Assalto não é uma coisa tão estranha, mas é traumático. Principalmente, porque foi natural. De moto, armado, só vi o revólver, nem olhei para o seu rosto. Estava tão aliviada, ele só queria o celular. Minha bolsa estaria intacta. Eu estaria a salvo de ficar sem minha agenda, sem meu estojo, meus cartões, meus documentos. Só em pensar em ter que fazer todos os meus documentos de novo, sofro. Estava de costas, ouvi “gatinha, passa o telefone”, pensei que fosse o número, virei e vi a arma.
Sei que não foi brincadeira. Não rio por achar que não foi nada, rio porque poderia ter sido pior. Foi um assalto, dois garotos na moto, como os que conversam comigo pelas ruas. Só vi um e nem olhei seu rosto. Sinto que poderia tê-lo abraçado de tão inofensivo que era na verdade. Não que não pudesse me matar com um tiro, mas porque não queria. Tinha a minha idade, era como um amigo com problemas, perdido.
Vi o ônibus e fiz sinal correndo, na hora em que o garoto ia falar alguma coisa. Talvez, fosse pedir a bolsa. Mas, quando vi o ônibus não olhei mais para eles.
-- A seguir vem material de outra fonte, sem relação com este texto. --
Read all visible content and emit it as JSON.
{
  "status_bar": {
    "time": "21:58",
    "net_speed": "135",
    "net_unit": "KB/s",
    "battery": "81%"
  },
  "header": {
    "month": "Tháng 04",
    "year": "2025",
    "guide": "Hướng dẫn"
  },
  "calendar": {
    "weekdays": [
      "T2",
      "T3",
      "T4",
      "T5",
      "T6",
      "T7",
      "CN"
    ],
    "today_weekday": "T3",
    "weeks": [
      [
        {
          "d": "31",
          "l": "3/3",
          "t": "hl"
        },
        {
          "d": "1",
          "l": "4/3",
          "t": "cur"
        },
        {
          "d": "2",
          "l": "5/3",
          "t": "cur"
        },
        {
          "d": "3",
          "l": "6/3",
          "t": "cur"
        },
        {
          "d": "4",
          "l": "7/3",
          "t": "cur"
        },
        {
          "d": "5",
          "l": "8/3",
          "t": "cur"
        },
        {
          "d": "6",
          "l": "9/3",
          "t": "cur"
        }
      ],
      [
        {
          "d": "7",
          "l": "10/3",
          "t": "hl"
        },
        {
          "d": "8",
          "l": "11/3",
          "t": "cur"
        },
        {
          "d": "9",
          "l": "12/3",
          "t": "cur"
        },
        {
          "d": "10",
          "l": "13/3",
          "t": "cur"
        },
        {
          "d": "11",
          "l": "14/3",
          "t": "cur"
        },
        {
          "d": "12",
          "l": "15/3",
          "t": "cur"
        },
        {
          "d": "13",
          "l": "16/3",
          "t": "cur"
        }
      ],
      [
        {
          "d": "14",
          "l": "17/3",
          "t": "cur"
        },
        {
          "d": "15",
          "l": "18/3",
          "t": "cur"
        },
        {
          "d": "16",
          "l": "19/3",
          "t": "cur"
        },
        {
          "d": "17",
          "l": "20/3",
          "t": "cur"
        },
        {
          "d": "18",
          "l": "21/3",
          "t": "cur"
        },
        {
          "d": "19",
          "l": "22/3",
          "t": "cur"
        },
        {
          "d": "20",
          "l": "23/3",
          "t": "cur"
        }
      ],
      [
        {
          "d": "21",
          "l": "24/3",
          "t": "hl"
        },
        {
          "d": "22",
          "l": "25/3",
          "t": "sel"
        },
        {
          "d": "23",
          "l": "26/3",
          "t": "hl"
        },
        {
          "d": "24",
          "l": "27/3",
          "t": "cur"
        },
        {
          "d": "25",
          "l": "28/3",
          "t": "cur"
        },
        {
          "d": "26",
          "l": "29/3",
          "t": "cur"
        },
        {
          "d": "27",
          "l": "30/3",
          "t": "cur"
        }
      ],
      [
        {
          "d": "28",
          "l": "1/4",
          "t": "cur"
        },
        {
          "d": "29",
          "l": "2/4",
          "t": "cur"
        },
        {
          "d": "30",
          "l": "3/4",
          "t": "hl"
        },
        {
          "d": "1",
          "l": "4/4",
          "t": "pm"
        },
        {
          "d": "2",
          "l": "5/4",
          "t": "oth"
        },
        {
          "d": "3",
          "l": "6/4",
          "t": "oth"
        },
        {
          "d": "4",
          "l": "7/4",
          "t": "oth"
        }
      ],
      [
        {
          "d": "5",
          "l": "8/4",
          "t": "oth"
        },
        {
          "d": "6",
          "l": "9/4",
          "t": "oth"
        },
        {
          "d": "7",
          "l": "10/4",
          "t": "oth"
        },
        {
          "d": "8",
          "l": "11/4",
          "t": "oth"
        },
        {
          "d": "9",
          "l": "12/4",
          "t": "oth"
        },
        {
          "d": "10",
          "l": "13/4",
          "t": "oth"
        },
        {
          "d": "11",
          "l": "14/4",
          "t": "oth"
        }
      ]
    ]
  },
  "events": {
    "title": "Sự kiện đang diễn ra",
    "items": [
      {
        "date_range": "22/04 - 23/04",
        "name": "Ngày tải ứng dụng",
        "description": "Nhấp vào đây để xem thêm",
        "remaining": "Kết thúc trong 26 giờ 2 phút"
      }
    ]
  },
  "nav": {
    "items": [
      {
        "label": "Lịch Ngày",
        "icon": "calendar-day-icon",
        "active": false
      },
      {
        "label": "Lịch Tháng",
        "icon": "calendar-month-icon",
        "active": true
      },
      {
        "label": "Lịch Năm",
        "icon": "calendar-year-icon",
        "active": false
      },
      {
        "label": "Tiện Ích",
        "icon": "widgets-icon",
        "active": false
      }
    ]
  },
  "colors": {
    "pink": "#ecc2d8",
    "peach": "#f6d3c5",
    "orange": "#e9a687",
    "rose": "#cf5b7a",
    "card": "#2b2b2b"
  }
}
Só vi o ônibus e só sai andando. Acho que eles nem saíram com a moto, ficaram parados, sem entender o que estava acontecendo.
“Era gente da favela que foi p´ra lá”. Poderia ser, mas é um jeito muito preconceituoso de pensar. Eu nunca fui assaltada em lugar nenhum, nem dentro de favela. Fui assaltada em um bairro nobre. Por dois rapazes de moto, armados, de moletom, capuz, que me chamaram de gatinha e que, sinceramente, me pareciam playboys. Era gente de lá mesmo. Eu sinto. Continuo andando pelas ruas sem medo dos mendigos porque quem me assaltou estava com roupa de marca. E é desses que temos que ter medo.
Quando entrei no ônibus senti dor. O lugar para onde ele apontou o revólver doía. Era uma pontada tão forte, que fisgava e se espalhava pelas costas. Eu senti o tiro. Eu já havia vivido esse momento, fazia tempo, num sonho. A sensação era exatamente a mesma que eu tive agora, a dor. A sensação de que eu poderia morrer e que sentia medo, mas que ao mesmo tempo eu me entregava, me jogava em direção a bala que nem mesmo havia saído do revólver. Eu estava tensa, sentia a dor e estava viva – mais viva que antes – e estava de alguma forma feliz e queria de alguma forma rever aquele garoto que falou comigo e me assaltou. Queria ligar para alguém mas estava agora sem telefone celular.